No, this is slightly different. Since $\displaystyle 21$ and $\displaystyle 100$ are coprime, the order of $\displaystyle g^{21}$ can be any positive divisor of $\displaystyle 100,$ including $\displaystyle 50$ and $\displaystyle 100$ this time.

Re: Group and subgroup ordering

Ah I see!

Thanks so much, this really helped!

Re: Group and subgroup ordering

Hey I was just going over this question again and noticed that 4 isn't mentioned, isn't 4 a divider of 100? 4x25

So 4 would be a possible order of g^12 as well right?

Re: Group and subgroup ordering

yes, 4 is a possibility of a general element of a group of order 100. but can g^{12} have order 4?

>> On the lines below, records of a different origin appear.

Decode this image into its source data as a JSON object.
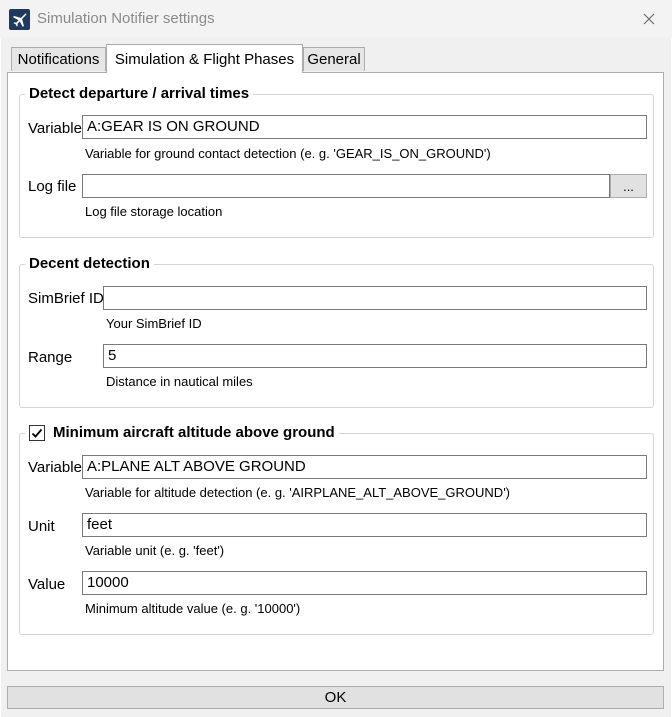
{
  "window": {
    "title": "Simulation Notifier settings"
  },
  "tabs": [
    {
      "label": "Notifications"
    },
    {
      "label": "Simulation & Flight Phases"
    },
    {
      "label": "General"
    }
  ],
  "groups": {
    "times": {
      "title": "Detect departure / arrival times",
      "variable": {
        "label": "Variable",
        "value": "A:GEAR IS ON GROUND",
        "hint": "Variable for ground contact detection (e. g. 'GEAR_IS_ON_GROUND')"
      },
      "log_file": {
        "label": "Log file",
        "value": "",
        "browse_label": "...",
        "hint": "Log file storage location"
      }
    },
    "decent": {
      "title": "Decent detection",
      "simbrief": {
        "label": "SimBrief ID",
        "value": "",
        "hint": "Your SimBrief ID"
      },
      "range": {
        "label": "Range",
        "value": "5",
        "hint": "Distance in nautical miles"
      }
    },
    "altitude": {
      "title": "Minimum aircraft altitude above ground",
      "checked": true,
      "variable": {
        "label": "Variable",
        "value": "A:PLANE ALT ABOVE GROUND",
        "hint": "Variable for altitude detection (e. g. 'AIRPLANE_ALT_ABOVE_GROUND')"
      },
      "unit": {
        "label": "Unit",
        "value": "feet",
        "hint": "Variable unit (e. g. 'feet')"
      },
      "value": {
        "label": "Value",
        "value": "10000",
        "hint": "Minimum altitude value (e. g. '10000')"
      }
    }
  },
  "ok_label": "OK",
  "colors": {
    "app_icon": "#1f3a5f",
    "title_text": "#8a8a8a",
    "window_bg": "#f0f0f0"
  }
}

no. suppose it did: then (g^{12})^{4} = g^{48} = e.

this implies that |g| divides 48, and 100, so |g| divides 4 = gcd(48,100), thus |g| = 1,2 or 4.

|g| = 1 implies g = e, so g^{12} = e^{12} = e, which has order 1.

|g| = 2 implies g^{12} = (g^{2})^{6} = e^{6} = e, which has order 1.

|g| = 4 implies g^{12} = (g^{4})^{3} = e^{3} = e, which again had order 1.

the fact that (g^{12})^{25} = g^{300} = (g^{100})^{3} = e^{3} = e,

means that |g^{12}| must divide 25, so |g^{12}| can only be 1,5 or 25.

this is a consequence of the following theroem:

if g in G has order k, and g^{n} = e for n > 0, then k divides n.

proof:

clearly n is greater than k (since k is the least positive integer for which g^{k} = e).

so we can write n = qk + r, where 0 ≤ r < k. since g^{n} = e, we have:

e = g^{n} = g^{(qk+r)} = (g^{(qk)})(g^{r}) = (g^{k})^{q}(g^{r})

= (e^{q})(g^{r}) = eg^{r} = g^{r}.

since the order of g is k, we cannot have 0 < r < k, which forces r = 0. thus n = qk, which means that k divides n.